И я повторяю их вслух.
Анатолий молчит. В рубке темно. Но мне чудится, что он ухмыляется в усы.
Затем берет секстант и выходит на крыло ловить свои звезды.
— Сколько на румбе? — кричит он оттуда. — Точней держать!
Я испуганно впиваюсь глазами в картушку гирокомпаса. В самом деле, за разговорами недолго и сбиться с курса. Но нет, все верно.
— На румбе двести восемнадцать!
— Тьфу, дьявол! — чертыхается старпом. — Иди-ка сюда!
Я выскакиваю на крыло. И вслед за его вытянутой рукой гляжу в небо. Яркая светящаяся точка все быстрей и быстрей уходит, мерцая, в сторону Америки.
— Спутник! — смеется старпом. — Я взял его за Порцион. Гляжу — уходит. Ну, думаю, замечтался на руле Монтень!
Мы возвращаемся в рубку. Снова перед глазами картушка компаса. Звезды и темный ночной океан. Анатолий, подбив свои расчеты, говорит из штурманской:
— На траверсе мыс Канаверел!
Через три месяца, во время жесткого шторма в холодном Северном море, я зашел в радиорубку, включил приемник и услышал по-английски: «Президент мертв!»
В честь убитого президента Соединенных Штатов мыс Канаверел был переименован в мыс Кеннеди. И каждый раз, когда я слышу теперь это название, мне вспоминается теплая звездная ночь, спутник, принятый Анатолием за звезду, и наши разговоры в темной рубке…

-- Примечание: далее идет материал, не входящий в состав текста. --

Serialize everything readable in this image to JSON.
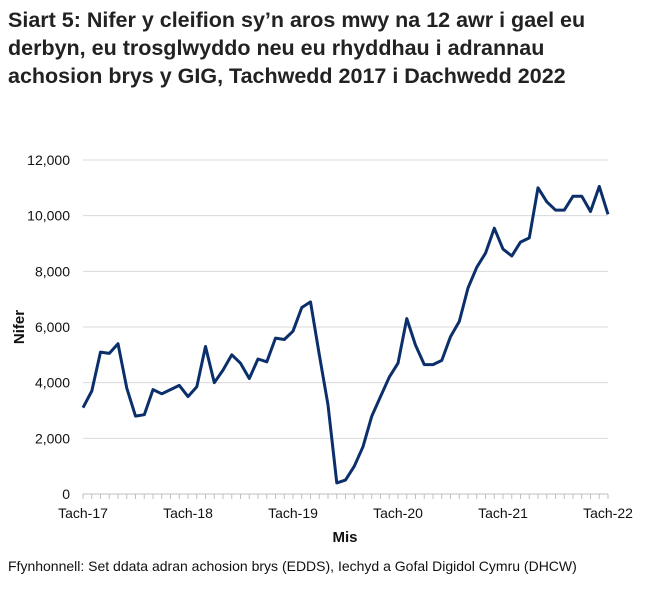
{
  "chart_data": {
    "type": "line",
    "title": "Siart 5: Nifer y cleifion sy’n aros mwy na 12 awr i gael eu derbyn, eu trosglwyddo neu eu rhyddhau i adrannau achosion brys y GIG, Tachwedd 2017 i Dachwedd 2022",
    "xlabel": "Mis",
    "ylabel": "Nifer",
    "ylim": [
      0,
      12000
    ],
    "yticks": [
      "0",
      "2,000",
      "4,000",
      "6,000",
      "8,000",
      "10,000",
      "12,000"
    ],
    "ytick_values": [
      0,
      2000,
      4000,
      6000,
      8000,
      10000,
      12000
    ],
    "xtick_labels": [
      "Tach-17",
      "Tach-18",
      "Tach-19",
      "Tach-20",
      "Tach-21",
      "Tach-22"
    ],
    "xtick_every_months": 12,
    "grid": "horizontal",
    "line_color": "#0b2f6b",
    "values": [
      3100,
      3700,
      5100,
      5050,
      5400,
      3800,
      2800,
      2850,
      3750,
      3600,
      3750,
      3900,
      3500,
      3850,
      5300,
      4000,
      4450,
      5000,
      4700,
      4150,
      4850,
      4750,
      5600,
      5550,
      5850,
      6700,
      6900,
      5000,
      3200,
      400,
      500,
      1000,
      1700,
      2800,
      3500,
      4200,
      4700,
      6300,
      5350,
      4650,
      4650,
      4800,
      5650,
      6200,
      7400,
      8150,
      8650,
      9550,
      8800,
      8550,
      9050,
      9200,
      11000,
      10500,
      10200,
      10200,
      10700,
      10700,
      10150,
      11050,
      10050
    ]
  },
  "source": "Ffynhonnell: Set ddata adran achosion brys (EDDS), Iechyd a Gofal Digidol Cymru (DHCW)"
}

Мы говорили не только о небесных сферах.
— Почему я обязан краску получать дрянную и дорогую, когда знаю, что в другом порту могу приобрести хорошую и дешевле? — вопрошал старпом. — Или вот: сэкономил я на горючем, а на воду перерасходовал. Но перевести деньги из одной графы в другую — ни-ни. Чуть не в жулики угодишь!
Как всякого настоящего хозяина, бесхозяйственность, — она, по мнению старпома, обходится нам дороже, чем запуск искусственных звезд, — возмущает его.

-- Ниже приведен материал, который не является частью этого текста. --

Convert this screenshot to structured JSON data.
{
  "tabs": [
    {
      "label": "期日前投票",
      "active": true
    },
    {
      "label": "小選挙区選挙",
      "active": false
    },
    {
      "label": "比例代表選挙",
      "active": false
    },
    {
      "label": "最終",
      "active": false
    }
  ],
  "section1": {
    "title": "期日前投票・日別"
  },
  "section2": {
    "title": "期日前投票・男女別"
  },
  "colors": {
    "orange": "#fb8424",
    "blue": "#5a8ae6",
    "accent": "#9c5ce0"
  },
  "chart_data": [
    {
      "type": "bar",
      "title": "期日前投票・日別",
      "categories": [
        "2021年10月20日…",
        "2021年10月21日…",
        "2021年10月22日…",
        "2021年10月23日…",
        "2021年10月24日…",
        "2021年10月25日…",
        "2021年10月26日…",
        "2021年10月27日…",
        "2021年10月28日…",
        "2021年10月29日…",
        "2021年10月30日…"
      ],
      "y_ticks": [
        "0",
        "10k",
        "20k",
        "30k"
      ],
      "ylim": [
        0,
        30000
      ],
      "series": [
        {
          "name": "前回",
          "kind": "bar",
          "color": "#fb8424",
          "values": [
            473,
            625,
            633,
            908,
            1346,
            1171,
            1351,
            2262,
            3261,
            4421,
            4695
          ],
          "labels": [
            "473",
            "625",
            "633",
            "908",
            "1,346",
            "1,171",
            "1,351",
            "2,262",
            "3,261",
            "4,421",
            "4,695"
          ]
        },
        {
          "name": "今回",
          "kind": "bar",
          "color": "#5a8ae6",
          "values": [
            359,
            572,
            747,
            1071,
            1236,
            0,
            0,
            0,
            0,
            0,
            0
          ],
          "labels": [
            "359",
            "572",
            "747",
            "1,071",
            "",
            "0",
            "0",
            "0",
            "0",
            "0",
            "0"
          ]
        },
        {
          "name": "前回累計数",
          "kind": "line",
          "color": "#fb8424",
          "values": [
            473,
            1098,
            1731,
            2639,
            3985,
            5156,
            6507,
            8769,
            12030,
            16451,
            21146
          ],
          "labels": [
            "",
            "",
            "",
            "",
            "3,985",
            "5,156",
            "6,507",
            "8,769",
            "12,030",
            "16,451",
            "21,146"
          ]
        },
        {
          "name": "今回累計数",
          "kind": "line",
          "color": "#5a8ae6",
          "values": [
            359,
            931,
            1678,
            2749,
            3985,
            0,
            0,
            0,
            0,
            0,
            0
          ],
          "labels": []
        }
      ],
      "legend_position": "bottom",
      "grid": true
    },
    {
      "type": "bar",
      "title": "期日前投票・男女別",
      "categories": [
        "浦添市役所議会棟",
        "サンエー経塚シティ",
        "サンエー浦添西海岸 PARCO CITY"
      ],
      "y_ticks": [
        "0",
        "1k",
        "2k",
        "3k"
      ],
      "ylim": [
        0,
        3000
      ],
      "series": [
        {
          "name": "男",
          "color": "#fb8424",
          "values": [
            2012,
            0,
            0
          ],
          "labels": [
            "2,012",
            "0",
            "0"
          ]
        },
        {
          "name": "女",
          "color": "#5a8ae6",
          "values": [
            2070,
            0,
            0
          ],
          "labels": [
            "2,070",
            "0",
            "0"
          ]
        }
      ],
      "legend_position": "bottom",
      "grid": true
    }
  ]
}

— Вон на палубе брезент лежит дырявый. Отвернись я с боцманом, матрос его не заштопает, а за борт швырнет, — чего там, новый дадут. Но ведь и мы с боцманом не милиционеры!
Все эти мелочи давно сложились у него в продуманную систему. В самом деле, почему капитану со старпомом доверяют судно, двадцать пять человеческих душ, а какие-то гроши на сурик — нет? Не только капитан, каждый матрос должен чувствовать себя хозяином, а не временным поденщиком, отзвонил, сорвал пай — и с колокольни, то бишь с судна, долой.

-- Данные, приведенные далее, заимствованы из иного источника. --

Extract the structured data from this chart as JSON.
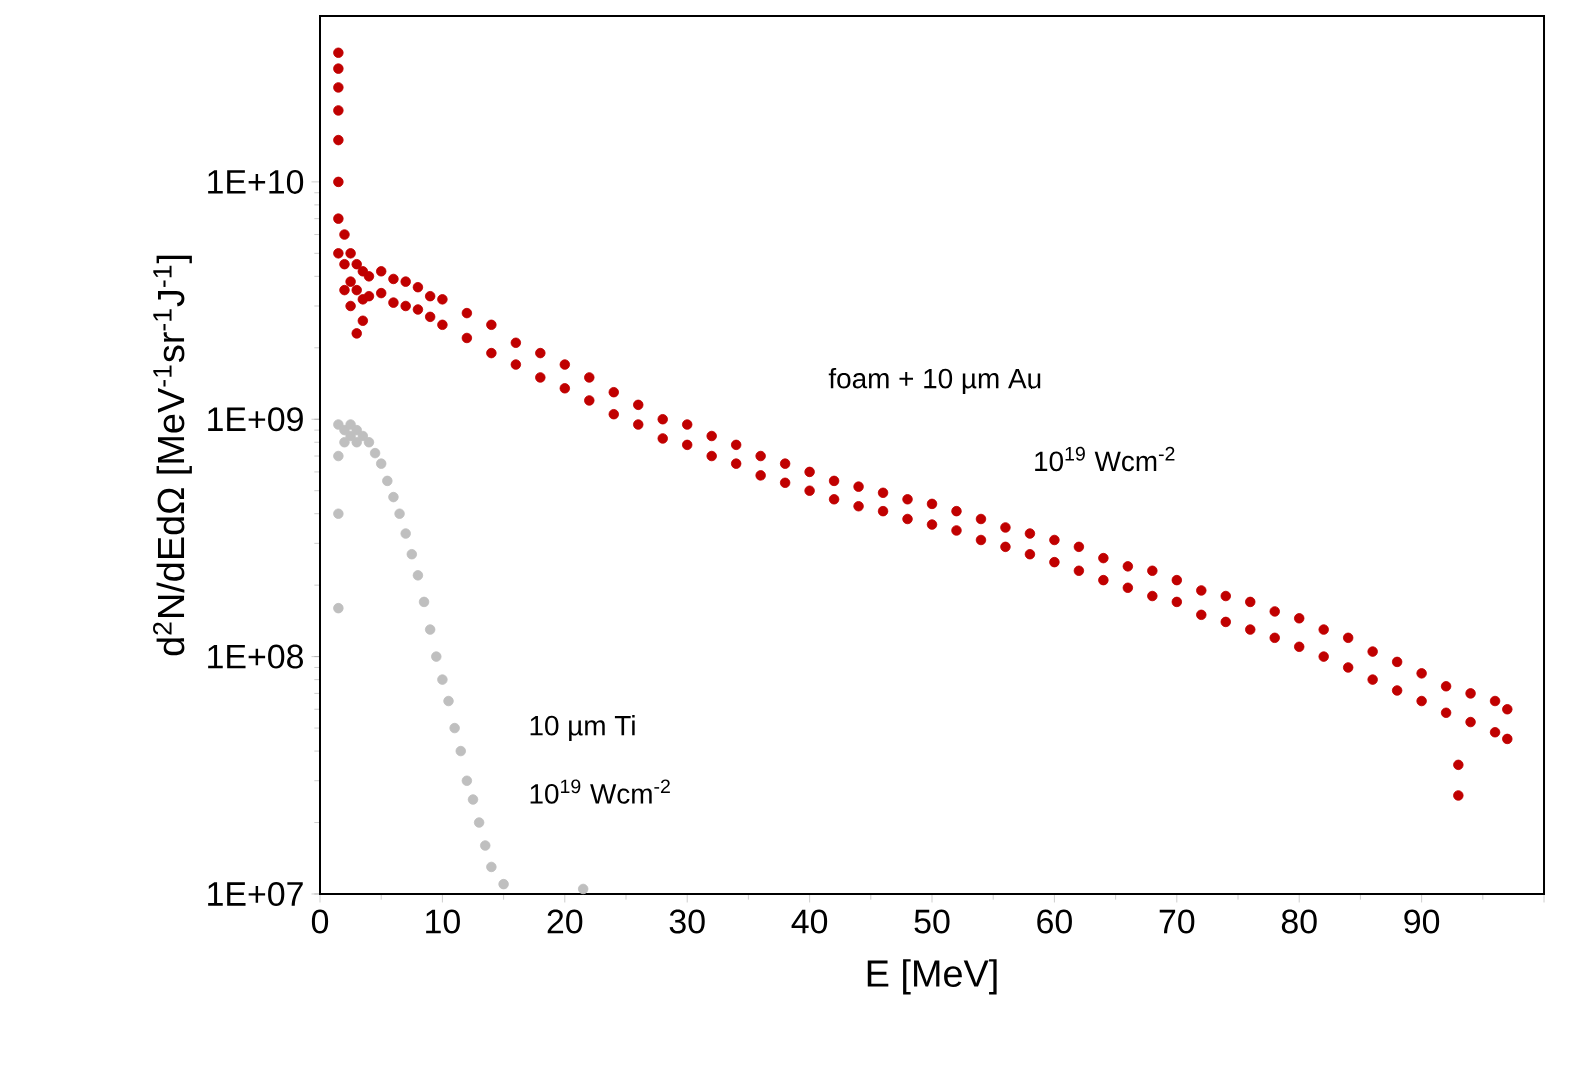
{
  "chart_data": {
    "type": "scatter",
    "xlabel": "E [MeV]",
    "ylabel": "d$^{2}$N/dEdΩ [MeV$^{-1}$sr$^{-1}$J$^{-1}$]",
    "log": "y",
    "grid": false,
    "xlim": [
      0,
      100
    ],
    "xticks": [
      0,
      10,
      20,
      30,
      40,
      50,
      60,
      70,
      80,
      90,
      {
        "value": 100,
        "label": null
      }
    ],
    "ylim": [
      10000000.0,
      50000000000.0
    ],
    "yticks": [
      {
        "value": 10000000.0,
        "label": "1E+07"
      },
      {
        "value": 100000000.0,
        "label": "1E+08"
      },
      {
        "value": 1000000000.0,
        "label": "1E+09"
      },
      {
        "value": 10000000000.0,
        "label": "1E+10"
      }
    ],
    "annotations": [
      "foam + 10 µm Au",
      "10$^{19}$ Wcm$^{-2}$",
      "10 µm Ti",
      "10$^{19}$ Wcm$^{-2}$"
    ],
    "series": [
      {
        "color": "#c00000",
        "x": [
          1.5,
          1.5,
          1.5,
          1.5,
          1.5,
          1.5,
          1.5,
          1.5,
          2,
          2,
          2,
          2.5,
          2.5,
          2.5,
          3,
          3,
          3,
          3.5,
          3.5,
          3.5,
          4,
          4,
          5,
          5,
          6,
          6,
          7,
          7,
          8,
          8,
          9,
          9,
          10,
          10,
          12,
          12,
          14,
          14,
          16,
          16,
          18,
          18,
          20,
          20,
          22,
          22,
          24,
          24,
          26,
          26,
          28,
          28,
          30,
          30,
          32,
          32,
          34,
          34,
          36,
          36,
          38,
          38,
          40,
          40,
          42,
          42,
          44,
          44,
          46,
          46,
          48,
          48,
          50,
          50,
          52,
          52,
          54,
          54,
          56,
          56,
          58,
          58,
          60,
          60,
          62,
          62,
          64,
          64,
          66,
          66,
          68,
          68,
          70,
          70,
          72,
          72,
          74,
          74,
          76,
          76,
          78,
          78,
          80,
          80,
          82,
          82,
          84,
          84,
          86,
          86,
          88,
          88,
          90,
          90,
          92,
          92,
          93,
          93,
          94,
          94,
          96,
          96,
          97,
          97
        ],
        "values": [
          35000000000.0,
          30000000000.0,
          25000000000.0,
          20000000000.0,
          15000000000.0,
          10000000000.0,
          7000000000.0,
          5000000000.0,
          6000000000.0,
          4500000000.0,
          3500000000.0,
          5000000000.0,
          3800000000.0,
          3000000000.0,
          4500000000.0,
          3500000000.0,
          2300000000.0,
          4200000000.0,
          3200000000.0,
          2600000000.0,
          4000000000.0,
          3300000000.0,
          4200000000.0,
          3400000000.0,
          3900000000.0,
          3100000000.0,
          3800000000.0,
          3000000000.0,
          3600000000.0,
          2900000000.0,
          3300000000.0,
          2700000000.0,
          3200000000.0,
          2500000000.0,
          2800000000.0,
          2200000000.0,
          2500000000.0,
          1900000000.0,
          2100000000.0,
          1700000000.0,
          1900000000.0,
          1500000000.0,
          1700000000.0,
          1350000000.0,
          1500000000.0,
          1200000000.0,
          1300000000.0,
          1050000000.0,
          1150000000.0,
          950000000.0,
          1000000000.0,
          830000000.0,
          950000000.0,
          780000000.0,
          850000000.0,
          700000000.0,
          780000000.0,
          650000000.0,
          700000000.0,
          580000000.0,
          650000000.0,
          540000000.0,
          600000000.0,
          500000000.0,
          550000000.0,
          460000000.0,
          520000000.0,
          430000000.0,
          490000000.0,
          410000000.0,
          460000000.0,
          380000000.0,
          440000000.0,
          360000000.0,
          410000000.0,
          340000000.0,
          380000000.0,
          310000000.0,
          350000000.0,
          290000000.0,
          330000000.0,
          270000000.0,
          310000000.0,
          250000000.0,
          290000000.0,
          230000000.0,
          260000000.0,
          210000000.0,
          240000000.0,
          195000000.0,
          230000000.0,
          180000000.0,
          210000000.0,
          170000000.0,
          190000000.0,
          150000000.0,
          180000000.0,
          140000000.0,
          170000000.0,
          130000000.0,
          155000000.0,
          120000000.0,
          145000000.0,
          110000000.0,
          130000000.0,
          100000000.0,
          120000000.0,
          90000000.0,
          105000000.0,
          80000000.0,
          95000000.0,
          72000000.0,
          85000000.0,
          65000000.0,
          75000000.0,
          58000000.0,
          26000000.0,
          35000000.0,
          70000000.0,
          53000000.0,
          65000000.0,
          48000000.0,
          60000000.0,
          45000000.0
        ]
      },
      {
        "color": "#bfbfbf",
        "x": [
          1.5,
          1.5,
          1.5,
          1.5,
          2,
          2,
          2.5,
          2.5,
          3,
          3,
          3.5,
          4,
          4.5,
          5,
          5.5,
          6,
          6.5,
          7,
          7.5,
          8,
          8.5,
          9,
          9.5,
          10,
          10.5,
          11,
          11.5,
          12,
          12.5,
          13,
          13.5,
          14,
          15,
          21.5
        ],
        "values": [
          950000000.0,
          700000000.0,
          400000000.0,
          160000000.0,
          900000000.0,
          800000000.0,
          950000000.0,
          850000000.0,
          900000000.0,
          800000000.0,
          850000000.0,
          800000000.0,
          720000000.0,
          650000000.0,
          550000000.0,
          470000000.0,
          400000000.0,
          330000000.0,
          270000000.0,
          220000000.0,
          170000000.0,
          130000000.0,
          100000000.0,
          80000000.0,
          65000000.0,
          50000000.0,
          40000000.0,
          30000000.0,
          25000000.0,
          20000000.0,
          16000000.0,
          13000000.0,
          11000000.0,
          10500000.0
        ]
      }
    ]
  }
}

Против всего этого есть одно средство — хозрасчет. Давно уже сосчитаны наши расходы: амортизация, горючее, промысловое вооружение, зарплата, доля в содержании береговых служб. И приход — выловленная и обработанная рыба. Остаток — чистая прибыль.
Почему бы государству не дать команде судно, оборотные средства под отчет и не сказать: дайте взамен такую-то рыбу и такую-то прибыль, а как — ваше дело.
Недодал — за тобой долг. Передал — часть получит общество, а часть — тот, кто добыл, то есть команда. А что капитан со старпомом не жулики, проверить просто — документы есть на все, и люди не слепые.
— Вот тогда этот самый матрос, что норовит все за борт вышвырнуть, штопал бы каждую тряпку не за страх, а за совесть. Каждую каплю краски экономил, потому что знал бы: он хозяин, и доходы и протори — его.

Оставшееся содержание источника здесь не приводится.